YouTube has once again come under fire for its lack of content regulation. Carlos Maza, an openly gay Vox writer and host of YouTube series Strikethrough, reported in late May the years of harassment he has experienced at the hands of conservative commentator Stephen Crowder. Maza tweeted a compilation of Crowder’s harassment, saying “Since I started working at Vox, Steven Crowder has been making video after video “debunking” Strikethrough. Every single video has included repeated, overt attacks on my sexual orientation and ethnicity.” These attacks include slurs such as “lispy sprite”, “angry little queer”, and “gay Mexican”, even though Maza is Cuban-American. In these clips, Crowder has also used a caricatured “gay” voice and pantomimed oral sex with his microphone. He is even wearing a shirt reading “Socialism is for F*gs”, which he sells as official merchandise. 

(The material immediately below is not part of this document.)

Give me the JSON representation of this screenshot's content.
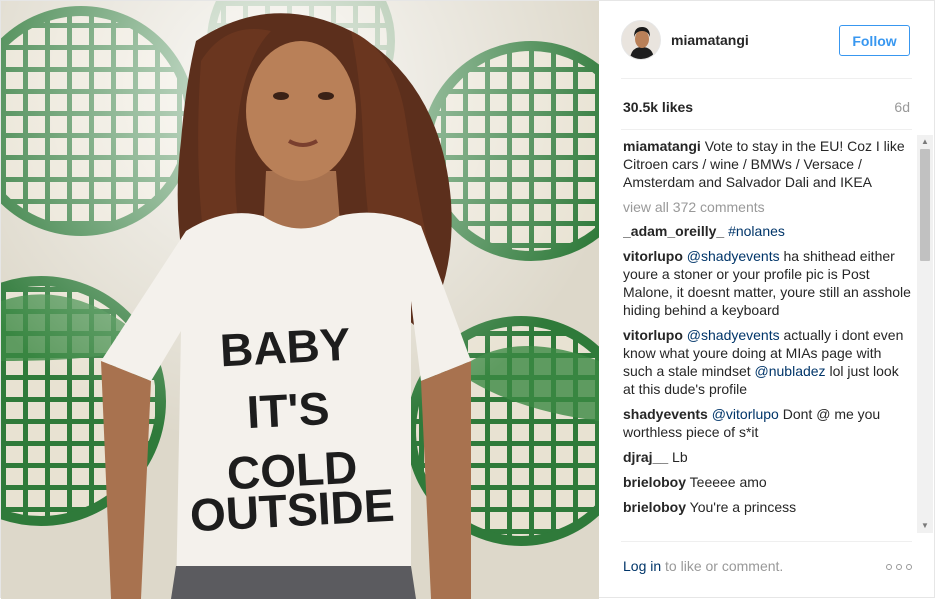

Initially, YouTube’s response was that Crowder had not violated any policies. The official YouTube Twitter account posted: “As an open platform, it’s crucial for us to allow everyone–from creators to journalists to late-night TV hosts–to express their opinions w/in the scope of our policies. Opinions can be deeply offensive, but if they don’t violate our policies, they’ll remain on our site.” YouTube also cited that Crowder did not explicitly incite his audience to attack Maza, despite a version of his shirt reading “Carlos Maza is a F*g” appearing in a different online store. As Crowder’s channel and content focuses mainly on debating and debunking Maza’s opinions, YouTube categorized his videos as analytical, rather than instances of racism and homophobia. 

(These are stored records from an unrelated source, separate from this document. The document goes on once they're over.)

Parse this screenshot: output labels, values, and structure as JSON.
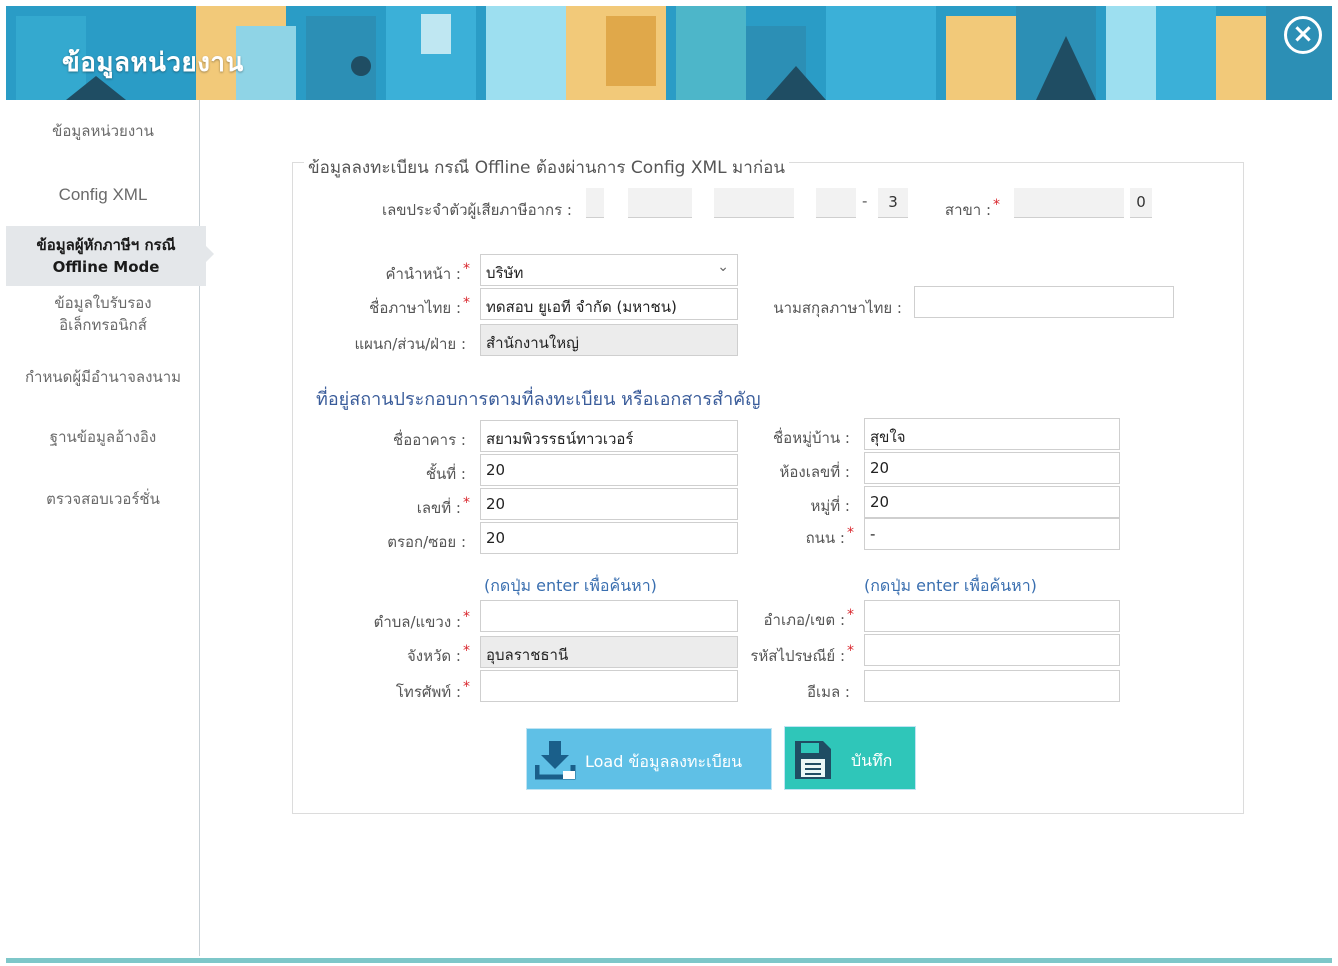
{
  "header": {
    "title": "ข้อมูลหน่วยงาน",
    "close_icon": "close-circle-icon"
  },
  "sidebar": {
    "items": [
      {
        "label": "ข้อมูลหน่วยงาน"
      },
      {
        "label": "Config XML"
      },
      {
        "label_line1": "ข้อมูลผู้หักภาษีฯ กรณี",
        "label_line2": "Offline Mode",
        "active": true
      },
      {
        "label_line1": "ข้อมูลใบรับรอง",
        "label_line2": "อิเล็กทรอนิกส์"
      },
      {
        "label": "กำหนดผู้มีอำนาจลงนาม"
      },
      {
        "label": "ฐานข้อมูลอ้างอิง"
      },
      {
        "label": "ตรวจสอบเวอร์ชั่น"
      }
    ]
  },
  "form": {
    "legend": "ข้อมูลลงทะเบียน กรณี Offline ต้องผ่านการ Config XML มาก่อน",
    "tax_id": {
      "label": "เลขประจำตัวผู้เสียภาษีอากร :",
      "last_digit": "3",
      "dash": "-"
    },
    "branch": {
      "label": "สาขา :",
      "last_digit": "0"
    },
    "title_prefix": {
      "label": "คำนำหน้า :",
      "value": "บริษัท"
    },
    "thai_name": {
      "label": "ชื่อภาษาไทย :",
      "value": "ทดสอบ ยูเอที จำกัด (มหาชน)"
    },
    "thai_surname": {
      "label": "นามสกุลภาษาไทย :",
      "value": ""
    },
    "department": {
      "label": "แผนก/ส่วน/ฝ่าย :",
      "value": "สำนักงานใหญ่"
    },
    "address_section_title": "ที่อยู่สถานประกอบการตามที่ลงทะเบียน หรือเอกสารสำคัญ",
    "building": {
      "label": "ชื่ออาคาร :",
      "value": "สยามพิวรรธน์ทาวเวอร์"
    },
    "village": {
      "label": "ชื่อหมู่บ้าน :",
      "value": "สุขใจ"
    },
    "floor": {
      "label": "ชั้นที่ :",
      "value": "20"
    },
    "room": {
      "label": "ห้องเลขที่ :",
      "value": "20"
    },
    "number": {
      "label": "เลขที่ :",
      "value": "20"
    },
    "moo": {
      "label": "หมู่ที่ :",
      "value": "20"
    },
    "soi": {
      "label": "ตรอก/ซอย :",
      "value": "20"
    },
    "road": {
      "label": "ถนน :",
      "value": "-"
    },
    "hint": "(กดปุ่ม enter เพื่อค้นหา)",
    "subdistrict": {
      "label": "ตำบล/แขวง :",
      "value": ""
    },
    "district": {
      "label": "อำเภอ/เขต :",
      "value": ""
    },
    "province": {
      "label": "จังหวัด :",
      "value": "อุบลราชธานี"
    },
    "postal": {
      "label": "รหัสไปรษณีย์ :",
      "value": ""
    },
    "phone": {
      "label": "โทรศัพท์ :",
      "value": ""
    },
    "email": {
      "label": "อีเมล :",
      "value": ""
    },
    "required_mark": "*"
  },
  "buttons": {
    "load": {
      "label": "Load ข้อมูลลงทะเบียน",
      "icon": "download-icon"
    },
    "save": {
      "label": "บันทึก",
      "icon": "floppy-disk-icon"
    }
  },
  "colors": {
    "header_bg": "#2a9cc6",
    "load_btn": "#5fc0e6",
    "save_btn": "#2fc6b9",
    "required": "#d9262d",
    "hint": "#3a6fb0"
  }
}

However, YouTube’s policies clearly forbids hate speech, defined as “content promoting violence or hatred” against people or groups related to sexuality or race, along with “behavior intended to maliciously harass, threaten, or bully others” such as content posted to humiliate or “make hurtful and negative personal comments/videos about another person.” These instances of harassment are clear violations of the above policies, and after continued controversy, CEO Susan Wojicki apologized to the LGBTQ community for the lack of action taken. Crowder’s channel will also be demonetized. 

This is far from the first time YouTube has been exposed for inadequately protecting its LGBTQ creators. Previously, YouTube has received criticism for demonetizing and placing age-restrictions on harmless videos made by gay and transgender creators. Homophobic ads have also popped up before videos with LGBTQ content. The algorithms have since been edited to ensure similar incidents do not occur again. 

This controversy is only part of an ongoing debate surrounding content regulation on social media platforms. Recently, YouTube has taken steps to ban white supremacist content from its platforms, as have other social media sites like Facebook and Twitter. Many claim this increase in regulation is biased against conservatives and is censoring their free speech. Moreover, YouTube uses algorithms and user reporting to sift through the vast amount of 

content and flag content. Tightening restrictions may inadvertently flag innocent satirical and comedic videos, or even videos simply discussing hate speech. 

Content regulation not only affects users and influencers — but the platform as well. While private companies are allowed to restrict and ban content as they choose, YouTube actually profits from the increased engagement inflammatory content encourages. Still, profit aside, at their core, social media platforms are intended to allow a diverse array of voices to be heard, and try their best to be neutral in political bias. As Wojicki says, “context really, really matters” when creating policies and algorithms. In this case, YouTube determined Crowder’s purpose was to debate Maza and Vox on political issues, and allowed his videos to remain visible. It is crucial to consider the complexity of this issue in creating new regulations for social media platforms. Increased restriction of conservative content may result in calls to ban more liberal content in tandem. Policing free speech on social media is always a slippery slope. Content is posted on YouTube without the knowledge or approval of the company itself. Just as libraries should have a variety of sources and perspectives, so should YouTube. If LGBTQ creators are allowed to have a voice and an audience, conservatives must be as well to maintain neutrality on YouTube. 

Regardless, explicit and prolonged harassment of individuals should not be tolerated. This pattern of homophobic and racist slurs reveals malicious intent beyond engaging in debate. YouTube has a duty to reduce cyberbulling and online harassment as much as it can. However, beyond demonetizing Crowder’s channel, more punitive action may result in political backlash and potentially jeopardize the platform’s neutrality.